Ta strona została przepisana.

— Cichaj rycerzyku! Łebek, ośreniały[1] w przymrozkach smętku, złóż na moje ramię.
— Psiakrew, papieżu, muszę ci się przyznać, że koniec czuję i że z tem uczuciem jest mi nieco głupio. Bo pomyśl tylko: dokładnie rozumiem, że za chwilę skonam. Kto jest obciążony darem autoskopji[2], sam podpisuje na siebie wyrok. Przyznasz mi jednak, że sytuacja jest kłopotliwa i nieco drażniąca. Co w takiej chwili należy uczynić? Możnaby od biedy nie pomyślawszy palnąć coś od ręki, coś ciekawego, testamentarnego, coby powtarzali obłudni hultaje przy tresowaniu ślepych, ludzkich szczeniąt.
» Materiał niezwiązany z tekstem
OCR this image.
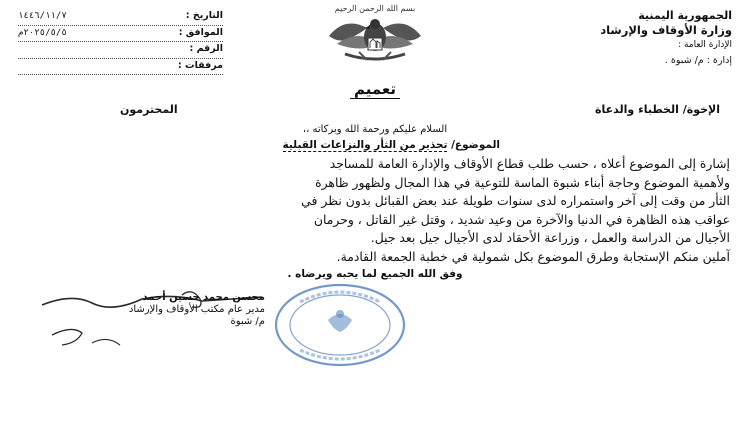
بسم الله الرحمن الرحيم
الجمهورية اليمنية
وزارة الأوقاف والإرشاد
الإدارة العامة :
إدارة : م/ شبوة .
التاريخ :
١٤٤٦/١١/٧
الموافق :
٢٠٢٥/٥/٥م
الرقم :
مرفقات :
تعميم
الإخوة/ الخطباء والدعاة
المحترمون
السلام عليكم ورحمة الله وبركاته ،،
الموضوع/ تحذير من الثأر والنزاعات القبلية
إشارة إلى الموضوع أعلاه ، حسب طلب قطاع الأوقاف والإدارة العامة للمساجد
ولأهمية الموضوع وحاجة أبناء شبوة الماسة للتوعية في هذا المجال ولظهور ظاهرة
الثأر من وقت إلى آخر واستمراره لدى سنوات طويلة عند بعض القبائل بدون نظر في
عواقب هذه الظاهرة في الدنيا والآخرة من وعيد شديد ، وقتل غير القاتل ، وحرمان
الأجيال من الدراسة والعمل ، وزراعة الأحقاد لدى الأجيال جيل بعد جيل.
آملين منكم الإستجابة وطرق الموضوع بكل شمولية في خطبة الجمعة القادمة.
وفق الله الجميع لما يحبه ويرضاه .
محسن محمد حسين أحمد
مدير عام مكتب الأوقاف والإرشاد
م/ شبوة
Lecz nawet takiej mizernej drobnostki, jak zamigotania frazesu fosforem, czy spartaczenia sentencji cherlawej na łożu śmiertelnem, nie chce mi się wcale.
— Książe, natychmiast wykonam każde twe życzenie. Czego ci dostarczyć? Kogo zawołać?
— Nic i nikogo. Niechaj dalej grają. Wspaniale, wspaniale, że nic nie miarkują! Mah­‑Jongg i samolot, próżnia w powietrzu, zapowietrzone próżniaków mózgi, szajka drapichrustów, czyli byznesmenów ideologicznych, jakże doskonały, zachwycający sztafaż na wezgłowie cichego konania, wprost wykrojona z niemieckiego filmu śmierci okoliczność, troskliwie dobrana przez reżysera dla watr obi an ego degenerata...

— Wybaczy książę, dla desperata intelektualnego...

  1. Pokryty szronem.
  2. Widzenie własnego organizmu i jego chorób.